IMAGE: Dr Scott Gottlieb, former commissioner, US Food and Drug Administration flagged the importance of preparedness for the next pandemic. Photograph: Brendan McDermid/Reuters

Insight 4: Western democracies too will need to work on their institutions and cultures to ensure preparedness

Appropriately, the conference ended with a conversation with former FDA commissioner, Scott Gottlieb on how to defeat the NEXT pandemic.

In his role at the frontline of the COVID-19 crisis in the US, his greatest lesson was a profound organisational insight: Why was the Centres for Disease Control and Prevention, a deeply scientific, reflective organisation, asked to act as a first responder.

Gottlieb said that what the US had needed was a combo of the Federal Emergency Management Agency plus the CDC to have taken charge of the frightening pandemic situation.

Incidentally, FEMA was created, to address catastrophic events, in 1979, by then US president Jimmy Carter in a bid to centralise all federal emergency functions.

What a previously never-seen disaster like COVID-19 had required was added capabilities.

Other missteps included, according to Gottlieb, the lack of a simple, cheap test early in the process and the fact that, at the outset, it was not clear that asymptomatic community transmission was possible.

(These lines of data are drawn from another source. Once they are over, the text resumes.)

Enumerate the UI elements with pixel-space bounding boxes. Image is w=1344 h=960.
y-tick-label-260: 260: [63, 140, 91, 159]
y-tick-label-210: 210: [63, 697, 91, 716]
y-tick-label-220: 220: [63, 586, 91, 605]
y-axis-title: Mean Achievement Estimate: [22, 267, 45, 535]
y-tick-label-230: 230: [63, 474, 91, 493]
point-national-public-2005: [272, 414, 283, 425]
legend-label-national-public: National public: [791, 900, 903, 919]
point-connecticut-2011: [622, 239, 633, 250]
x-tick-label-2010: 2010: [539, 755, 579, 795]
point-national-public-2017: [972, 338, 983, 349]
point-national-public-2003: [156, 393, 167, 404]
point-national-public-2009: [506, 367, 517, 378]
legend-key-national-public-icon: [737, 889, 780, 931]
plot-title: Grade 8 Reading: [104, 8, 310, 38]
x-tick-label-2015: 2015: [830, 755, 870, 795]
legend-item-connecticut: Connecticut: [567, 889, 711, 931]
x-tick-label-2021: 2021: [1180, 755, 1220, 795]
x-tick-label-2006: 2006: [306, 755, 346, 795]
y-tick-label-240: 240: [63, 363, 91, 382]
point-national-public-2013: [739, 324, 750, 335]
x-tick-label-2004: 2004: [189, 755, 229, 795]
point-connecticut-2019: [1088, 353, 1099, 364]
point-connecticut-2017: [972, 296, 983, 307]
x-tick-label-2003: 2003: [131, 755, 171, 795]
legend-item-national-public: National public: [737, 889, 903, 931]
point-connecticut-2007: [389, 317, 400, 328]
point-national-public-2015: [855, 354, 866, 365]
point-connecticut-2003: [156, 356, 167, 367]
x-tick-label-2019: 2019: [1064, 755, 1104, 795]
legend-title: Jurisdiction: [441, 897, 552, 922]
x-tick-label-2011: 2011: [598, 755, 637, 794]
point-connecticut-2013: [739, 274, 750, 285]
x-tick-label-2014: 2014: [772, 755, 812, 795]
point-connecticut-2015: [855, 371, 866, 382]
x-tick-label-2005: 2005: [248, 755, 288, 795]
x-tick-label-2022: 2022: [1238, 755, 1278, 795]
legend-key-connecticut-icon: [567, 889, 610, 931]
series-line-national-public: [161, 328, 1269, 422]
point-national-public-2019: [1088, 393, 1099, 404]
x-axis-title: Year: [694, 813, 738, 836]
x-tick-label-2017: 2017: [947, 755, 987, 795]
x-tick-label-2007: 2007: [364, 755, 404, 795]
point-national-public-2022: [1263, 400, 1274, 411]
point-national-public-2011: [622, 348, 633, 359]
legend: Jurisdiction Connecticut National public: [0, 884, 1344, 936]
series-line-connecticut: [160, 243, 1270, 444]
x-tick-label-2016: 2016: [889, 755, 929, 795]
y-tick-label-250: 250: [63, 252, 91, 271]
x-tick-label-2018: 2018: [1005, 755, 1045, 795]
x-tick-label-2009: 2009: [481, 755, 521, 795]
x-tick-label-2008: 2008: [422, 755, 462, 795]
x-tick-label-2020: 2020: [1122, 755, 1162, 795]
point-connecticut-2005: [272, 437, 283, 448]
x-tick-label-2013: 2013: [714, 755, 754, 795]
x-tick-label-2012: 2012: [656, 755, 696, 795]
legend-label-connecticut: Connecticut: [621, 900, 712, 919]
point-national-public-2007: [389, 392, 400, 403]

The prevailing theory then was that COVID-19 was touch-related and spread via fomites (inanimate objects that can carry and spread disease and infectious agents), which resulted in mask-related cynicism and rhetoric.

It was all exacerbated by the US being a Western democracy -- not being able to get the strict regimens in place like China did or the disciplined buy-in from the public like it happened in Korea.

More egregiously, political stakeholders acted as if the early spread, and deaths, was inevitable and acted accordingly, rather than trying hard to preserve lives.

Gottleib fully believed that a few earlier actions could have limited the severity of the pandemic, and hoped the world would learn from its mistakes once 'we are out of the fog of viral war'.

Here's hoping that we can honestly extract insights and apolitically act on them when the next crisis emerges.

Roopa Unnikrishnan, chief strategy officer at the global industrial technology company, Vontier, is a champion shooter, Commonwealth Games gold medallist and Arjuna Awardee.
A Rhodes Scholar, she holds an MBA from the University of Oxford, an MPhil in Economic and Social History from the University of Oxford, an MA in History from University of Madras, Ethiraj College and a BA in History, Politics, and Economics from University of Madras, Women’s Christian College.